Add $ \dfrac{6}{x^2-4x+5} $ and $ \dfrac{1}{x+1} $ to get $ \dfrac{ \color{purple}{ x^2+2x+11 } }{ x^3-3x^2+x+5 }$.

To add raitonal expressions, both fractions must have the same denominator.
We can create a common denominator by multiplying the first fraction by $ \color{blue}{ x+1 }$ and the second by $\color{blue}{ x^2-4x+5 }$.
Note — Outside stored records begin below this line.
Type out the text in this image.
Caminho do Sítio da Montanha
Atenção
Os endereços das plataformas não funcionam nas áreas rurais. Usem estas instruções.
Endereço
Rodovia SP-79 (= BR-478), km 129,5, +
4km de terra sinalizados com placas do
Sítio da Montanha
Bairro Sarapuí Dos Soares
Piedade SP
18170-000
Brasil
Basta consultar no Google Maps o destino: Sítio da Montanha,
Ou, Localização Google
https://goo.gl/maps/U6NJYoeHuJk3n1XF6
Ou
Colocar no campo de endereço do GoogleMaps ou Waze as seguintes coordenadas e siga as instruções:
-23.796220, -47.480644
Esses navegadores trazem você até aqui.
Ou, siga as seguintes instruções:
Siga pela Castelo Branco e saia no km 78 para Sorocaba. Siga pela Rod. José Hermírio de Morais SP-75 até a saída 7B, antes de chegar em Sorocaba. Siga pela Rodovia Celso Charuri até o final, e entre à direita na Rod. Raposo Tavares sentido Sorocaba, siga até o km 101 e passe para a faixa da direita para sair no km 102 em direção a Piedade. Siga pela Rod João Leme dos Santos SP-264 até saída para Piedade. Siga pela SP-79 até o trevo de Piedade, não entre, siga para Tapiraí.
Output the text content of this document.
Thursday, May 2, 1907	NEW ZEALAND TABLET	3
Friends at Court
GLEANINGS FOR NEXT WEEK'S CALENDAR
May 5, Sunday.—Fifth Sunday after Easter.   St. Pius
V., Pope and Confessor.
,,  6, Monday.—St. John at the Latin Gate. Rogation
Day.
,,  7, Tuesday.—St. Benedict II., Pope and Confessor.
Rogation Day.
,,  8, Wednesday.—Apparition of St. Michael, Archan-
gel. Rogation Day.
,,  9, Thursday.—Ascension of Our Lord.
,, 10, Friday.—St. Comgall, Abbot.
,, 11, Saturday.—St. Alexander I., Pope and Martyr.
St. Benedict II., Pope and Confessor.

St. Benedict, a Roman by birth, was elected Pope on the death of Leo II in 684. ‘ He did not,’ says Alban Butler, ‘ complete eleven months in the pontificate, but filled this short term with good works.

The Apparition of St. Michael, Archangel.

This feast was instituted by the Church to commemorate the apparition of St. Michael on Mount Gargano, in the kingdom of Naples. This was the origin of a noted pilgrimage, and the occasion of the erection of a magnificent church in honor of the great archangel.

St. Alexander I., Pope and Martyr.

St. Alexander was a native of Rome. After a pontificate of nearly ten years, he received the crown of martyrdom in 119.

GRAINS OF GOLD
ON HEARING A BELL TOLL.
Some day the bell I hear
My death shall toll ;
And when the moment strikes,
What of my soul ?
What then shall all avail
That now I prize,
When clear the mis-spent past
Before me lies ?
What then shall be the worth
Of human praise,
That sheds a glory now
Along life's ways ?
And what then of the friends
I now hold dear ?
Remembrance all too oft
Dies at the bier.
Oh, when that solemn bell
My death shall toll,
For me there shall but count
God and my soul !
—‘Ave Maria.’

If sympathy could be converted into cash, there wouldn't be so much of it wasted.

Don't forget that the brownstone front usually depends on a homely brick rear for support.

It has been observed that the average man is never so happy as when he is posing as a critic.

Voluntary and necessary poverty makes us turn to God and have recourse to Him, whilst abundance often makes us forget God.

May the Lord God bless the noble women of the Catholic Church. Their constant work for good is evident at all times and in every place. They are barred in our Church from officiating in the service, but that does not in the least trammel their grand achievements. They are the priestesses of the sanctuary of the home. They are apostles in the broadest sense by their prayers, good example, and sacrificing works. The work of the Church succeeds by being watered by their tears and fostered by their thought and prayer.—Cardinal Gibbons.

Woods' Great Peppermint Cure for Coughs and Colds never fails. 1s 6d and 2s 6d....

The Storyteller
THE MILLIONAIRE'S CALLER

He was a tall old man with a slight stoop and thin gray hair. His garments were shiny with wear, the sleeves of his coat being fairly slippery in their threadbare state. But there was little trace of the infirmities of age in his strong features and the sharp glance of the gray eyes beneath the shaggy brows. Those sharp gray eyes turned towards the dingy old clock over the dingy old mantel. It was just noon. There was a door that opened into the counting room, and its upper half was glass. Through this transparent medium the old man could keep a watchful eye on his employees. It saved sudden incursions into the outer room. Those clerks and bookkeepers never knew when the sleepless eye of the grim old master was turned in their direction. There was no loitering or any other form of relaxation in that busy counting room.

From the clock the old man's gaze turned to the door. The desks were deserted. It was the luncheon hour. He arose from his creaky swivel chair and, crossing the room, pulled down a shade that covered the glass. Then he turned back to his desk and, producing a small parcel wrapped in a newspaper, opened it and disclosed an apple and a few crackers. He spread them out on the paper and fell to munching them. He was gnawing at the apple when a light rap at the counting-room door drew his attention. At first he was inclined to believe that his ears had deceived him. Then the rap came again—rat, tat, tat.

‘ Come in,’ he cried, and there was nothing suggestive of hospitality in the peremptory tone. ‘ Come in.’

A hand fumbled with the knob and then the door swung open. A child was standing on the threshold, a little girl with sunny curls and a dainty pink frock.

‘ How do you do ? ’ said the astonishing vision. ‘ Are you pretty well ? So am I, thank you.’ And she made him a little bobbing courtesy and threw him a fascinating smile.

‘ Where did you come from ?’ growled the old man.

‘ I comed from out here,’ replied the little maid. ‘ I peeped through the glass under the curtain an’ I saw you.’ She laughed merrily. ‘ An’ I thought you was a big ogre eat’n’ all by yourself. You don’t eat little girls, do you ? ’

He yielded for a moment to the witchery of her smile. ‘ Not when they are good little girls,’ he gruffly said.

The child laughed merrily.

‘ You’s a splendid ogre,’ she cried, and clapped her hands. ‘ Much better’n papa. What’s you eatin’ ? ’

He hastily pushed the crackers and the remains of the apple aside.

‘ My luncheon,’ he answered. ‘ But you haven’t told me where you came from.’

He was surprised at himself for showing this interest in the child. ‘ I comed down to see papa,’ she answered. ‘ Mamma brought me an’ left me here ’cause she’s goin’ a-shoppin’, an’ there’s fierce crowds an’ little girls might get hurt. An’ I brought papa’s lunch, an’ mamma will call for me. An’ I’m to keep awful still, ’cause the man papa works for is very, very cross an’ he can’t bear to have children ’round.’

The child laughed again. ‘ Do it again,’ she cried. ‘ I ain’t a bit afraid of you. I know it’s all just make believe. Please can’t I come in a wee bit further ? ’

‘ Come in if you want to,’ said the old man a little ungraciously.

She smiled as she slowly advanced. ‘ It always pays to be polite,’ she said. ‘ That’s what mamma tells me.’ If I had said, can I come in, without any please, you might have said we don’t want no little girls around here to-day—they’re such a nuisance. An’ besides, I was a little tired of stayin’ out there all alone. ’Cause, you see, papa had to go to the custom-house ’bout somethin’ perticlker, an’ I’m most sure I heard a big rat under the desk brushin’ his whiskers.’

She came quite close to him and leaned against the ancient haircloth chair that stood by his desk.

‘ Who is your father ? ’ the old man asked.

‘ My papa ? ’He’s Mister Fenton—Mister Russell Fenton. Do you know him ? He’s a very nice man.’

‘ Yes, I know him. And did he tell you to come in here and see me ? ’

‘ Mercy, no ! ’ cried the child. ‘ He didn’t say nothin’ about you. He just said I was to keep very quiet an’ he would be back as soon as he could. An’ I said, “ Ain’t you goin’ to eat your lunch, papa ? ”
$$ \begin{aligned} \frac{6}{x^2-4x+5} + \frac{1}{x+1} & = \frac{ 6 \cdot \color{blue}{ \left( x+1 \right) }}{ \left( x^2-4x+5 \right) \cdot \color{blue}{ \left( x+1 \right) }} + \frac{ 1 \cdot \color{blue}{ \left( x^2-4x+5 \right) }}{ \left( x+1 \right) \cdot \color{blue}{ \left( x^2-4x+5 \right) }} = \\[1ex] &=\frac{ \color{purple}{ 6x+6 } }{ x^3+x^2-4x^2-4x+5x+5 } + \frac{ \color{purple}{ x^2-4x+5 } }{ x^3+x^2-4x^2-4x+5x+5 } = \\[1ex] &=\frac{ \color{purple}{ x^2+2x+11 } }{ x^3-3x^2+x+5 } \end{aligned} $$